周りの木々がだんだんと色付いてきましたね。毎日見ていると少しず
つ景色のトーンが変わっていくのがわかります。しばらくすれば、た
くさんの葉っぱが散ってゆくのでしょうが、それも美しさのひとつで
す。冬を越して春にはまた芽生えるという、生そのものの美しい循環
です。
このあいだ本を読んでいたら「有機体」という言葉がでてきました。
有機栽培などはよく耳にしますが、動植物質の自然な肥料を使ってい
る‥みたいな感じで捉えていただけで、有機体は何のことかいまいち
ピンとこなかったので、辞典でちょっと調べながら話を読みすすめて
いきました。
ここでキーワードとなっている「有機」というのは生命力を有するこ
と。

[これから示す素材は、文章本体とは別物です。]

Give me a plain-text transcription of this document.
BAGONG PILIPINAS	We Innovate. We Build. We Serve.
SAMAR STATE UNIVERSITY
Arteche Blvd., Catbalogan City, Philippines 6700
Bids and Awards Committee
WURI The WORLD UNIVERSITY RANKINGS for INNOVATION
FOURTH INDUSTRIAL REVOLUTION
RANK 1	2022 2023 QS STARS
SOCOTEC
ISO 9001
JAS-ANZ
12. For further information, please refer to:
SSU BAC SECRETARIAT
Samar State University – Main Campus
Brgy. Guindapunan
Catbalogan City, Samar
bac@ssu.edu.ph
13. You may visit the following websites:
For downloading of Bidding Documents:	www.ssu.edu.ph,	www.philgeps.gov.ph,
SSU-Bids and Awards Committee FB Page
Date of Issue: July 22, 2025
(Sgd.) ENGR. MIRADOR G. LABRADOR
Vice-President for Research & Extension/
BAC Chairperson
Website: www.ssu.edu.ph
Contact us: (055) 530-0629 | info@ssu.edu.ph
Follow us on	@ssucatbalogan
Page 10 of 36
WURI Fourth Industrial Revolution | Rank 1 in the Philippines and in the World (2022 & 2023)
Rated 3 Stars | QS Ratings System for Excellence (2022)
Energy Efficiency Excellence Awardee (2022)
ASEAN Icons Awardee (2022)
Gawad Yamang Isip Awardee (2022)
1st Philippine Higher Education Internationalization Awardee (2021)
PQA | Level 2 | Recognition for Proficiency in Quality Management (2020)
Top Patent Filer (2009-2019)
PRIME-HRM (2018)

生活機能を有すること‥だそうです。ただその話の中での「有機
体」は、生物であるという意味だけに留まらず、もう少し広い意味で
のそれぞれの関係性を語っていて、すごく大切なことだと思ったので、
今回はそれをご紹介します。
「有機体は、全体で一つのものとして機能します。同時にそれを構成
している様々な器官もそれぞれが独自性をもっていて、互いに密接に
影響しあっていますが、支配や交換することはできません。それは円
環していて、その中心はエネルギーを供給しているものです。」
‥言葉を並べただけでは何だかこむずかしいですが、それを人間に置
き換えてみると、生命や臓器など、その関係性がとても簡単にわかる
と思います。
そしてもちろんこれは人間の身体のしくみだけに限らず、あらゆる関
係性、家族・職場・地域社会・世界・自然界・宇宙‥にもあてはめる
ことができることに気がつきますよね。みんなそれぞれがひとつの有
機体で、さらにそれが集まった全体でもひとつの有機体であるべきな
んです。
なのに今私たちの周り、国や世界全体はどうでしょうか? これらの
組織体は機能はしていますが、まったく有機体ではありません。権力
・階級・差別が残り、みんな平等で平和でありたいのにそうなってい
かないのはなぜでしょう? 至る所で悲しいことが起きるのはなぜで
しょう?
わたしたちはまず、一有機体である自分、個人ひとりひとりがそれに
気づくことが必要です。わたしたちが全体でほんとうの有機体になる
には、誰に限らずみんなに責任があるのです。そしてそれを理解する
には、何かに惑わされないように、ゆっくりと自然でいることがとて
も大切なのです。
‥とここまでこんな話を書いてふと思い出しました。高校生の時、理
科の必須課目で生物を一年間だけやらされたのですが、教科書のいろ
いろな挿し絵がただ気持ち悪いという理由だけでほとんど開けたこと
もなく、授業内容も全く理解しようとしていなかったのでチンプンカ
ンプン、当然テストもさんざんで、出席だけしていた私ですが、もし
かして、ほとんどの人は既にこの有機体ってことはよく知っている?
もしそうならこの関係性のこともただ忘れているだけなのかも? 数
学の難しい記号みたいに‥。そしたらあとは思い出せばいいだけです
よね‥?
それではまたお会いしましょう。